Musk leaves biggest Twitter question unanswered: Will he buy the company?

Tesla (TSLA) and SpaceX CEO Elon Musk avoided a question on Thursday that for weeks has weighed on the minds of Twitter’s (TWTR) employees and investors: Does he still intend to buy the social media company?

In a virtual all hands meeting with Twitter’s staff on Thursday, Musk reportedly laid out part of his vision for the company, according to Bloomberg, which cited a person familiar with the matter.

The meeting marks Musk’s first official communication with Twitter employees since he entered an agreement in late April to buy the company. Since then, however, Musk has expressed concerns over the $44 billion acquisition, raising doubts about whether he intends to go through with it.

Musk has cited the number of reported bots on the platform as his biggest problem with the move, though Twitter insists that automated accounts make up less than 5% of total the network’s monetizable daily active users (mDAU). Some observers have questioned whether the famously mercurial CEO is deploying the purported bots problem as a convenient excuse for wiggling out of the mega-deal as Twitter’s value plummets amid a tech selloff and broader bear market.

Musk’s touch-and-go plans to buy Twitter have made headlines for weeks. During Thursday’s meeting, the CEO characterized media reports, without specifying which ones, as containing lies about how the deal had been proceeding.

In tweets and correspondence with Twitter’s management, Musk has asserted his right to walk away from the deal, though legal experts question whether doing so would trigger Musk’s responsibility to pay Twitter a $1 billion break-up fee.

According to Musk, Twitter has refused to share with him raw data on the social media platform’s number of spam and fake accounts, which he says is necessary to evaluate whether to move forward with the deal.

“Twitter’s latest offer to simply provide additional details regarding the company’s own testing methodologies, whether through written materials or verbal explanations, is tantamount to refusing Mr. Musk’s data requests,” a lawyer for Musk wrote in a letter to Twitter on June 6.

Outside of bots and his gripes with the media, Musk on Thursday reiterated his belief that free speech is paramount for Twitter. Musk has previously vowed to reverse Twitter’s permanent ban on former President Trump, who was kicked off of the platform following the Jan. 6 attack on the Capitol.

Also on Thursday, Musk set a goal of growing Twitter from its current 229 million mDAUs to 1 billion; he’s also considered charging users a fee to verify accounts. As for bots, Musk reportedly pushed for using open source code to moderate or control spam and automated accounts.

Musk regularly communicates with the public via Twitter, frequently taking to the social network to relay information about his various companies. But he also spends time on the service sharing memes, disparaging politicians, and mocking his critics.

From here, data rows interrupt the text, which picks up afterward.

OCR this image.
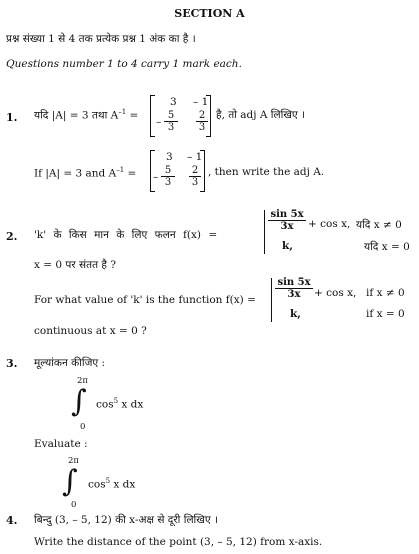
SECTION A
प्रश्न संख्या 1 से 4 तक प्रत्येक प्रश्न 1 अंक का है ।
Questions number 1 to 4 carry 1 mark each.
1. यदि |A| = 3 तथा $A^{-1}$ =
3 – 1
– $\frac{5}{3} \frac{2}{3}$ है, तो adj A लिखिए ।
If |A| = 3 and $A^{-1}$ =
3 – 1
– $\frac{5}{3} \frac{2}{3}$ , then write the adj A.
2. 'k' के किस मान के लिए फलन f(x) =
$\frac{\sin 5x}{3x} + \cos x$, यदि x ≠ 0
k,	यदि x = 0
x = 0 पर संतत है ?
For what value of 'k' is the function $f(x) = \frac{\sin 5x}{3x} + \cos x$, if x ≠ 0
k,	if x = 0
continuous at x = 0 ?
3. मूल्यांकन कीजिए :
2π
∫
0
$\cos^5 x$ dx
Evaluate :
2π
∫
0
$\cos^5 x$ dx
4. बिन्दु (3, – 5, 12) की x-अक्ष से दूरी लिखिए ।
Write the distance of the point (3, – 5, 12) from x-axis.
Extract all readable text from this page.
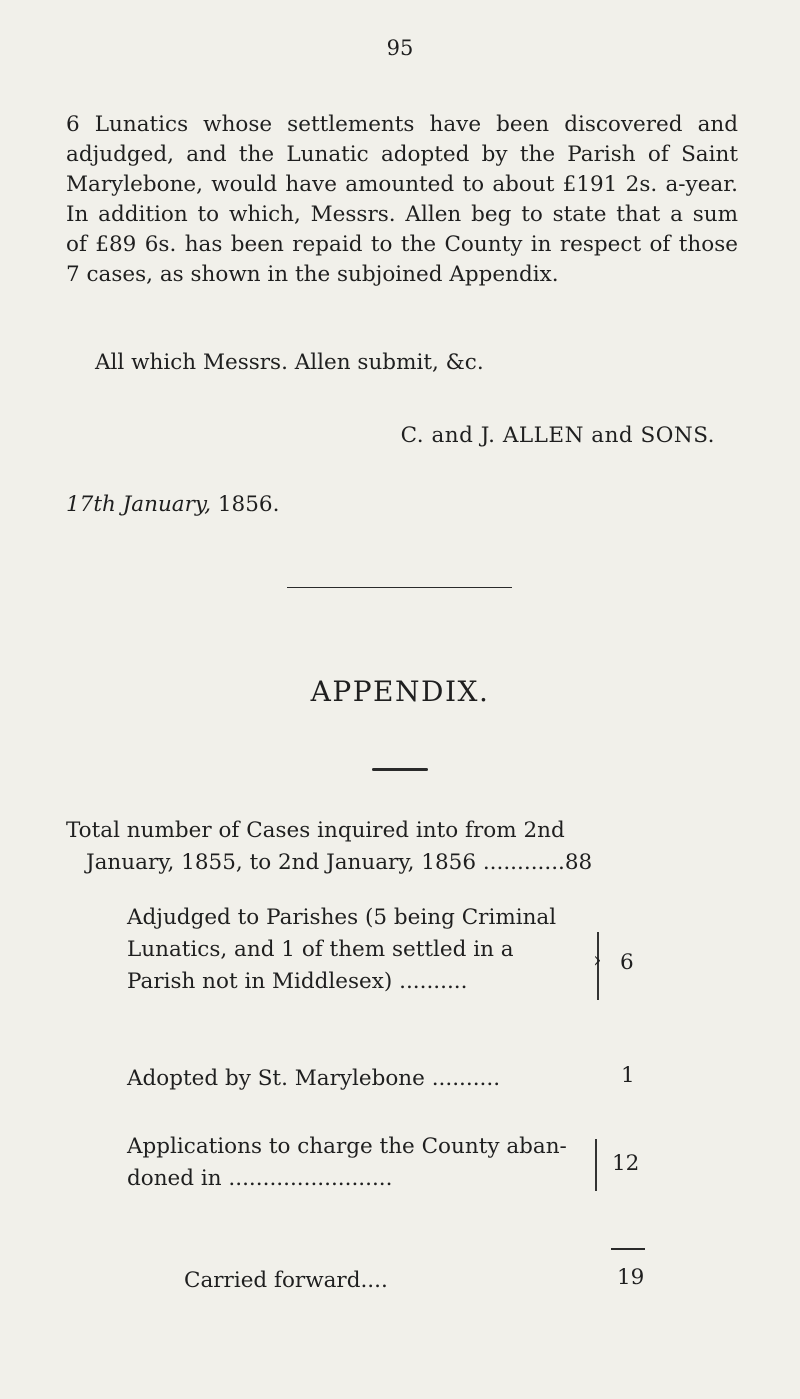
95
6 Lunatics whose settlements have been discovered and
adjudged, and the Lunatic adopted by the Parish of Saint
Marylebone, would have amounted to about £191 2s. a-year.
In addition to which, Messrs. Allen beg to state that a sum
of £89 6s. has been repaid to the County in respect of those
7 cases, as shown in the subjoined Appendix.
All which Messrs. Allen submit, &c.
C. and J. ALLEN and SONS.
17th January, 1856.
APPENDIX.
Total number of Cases inquired into from 2nd
January, 1855, to 2nd January, 1856 ............88
Adjudged to Parishes (5 being Criminal
Lunatics, and 1 of them settled in a
Parish not in Middlesex) ..........
› 6
Adopted by St. Marylebone ..........	1
Applications to charge the County aban-
doned in ........................
12
Carried forward....	19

Twitter shares were trading around $38 immediately after the meeting on Thursday. On April 22, the last day of trading before the deal was announced, Twitter’s shares closed at $48.93. If the deal goes through, Musk would pay $54.20 per share for the company.

Shares of Tesla, which make up a larger portion of Musk’s wealth, were trading down more than 9%, at $630 a share, on Thursday afternoon.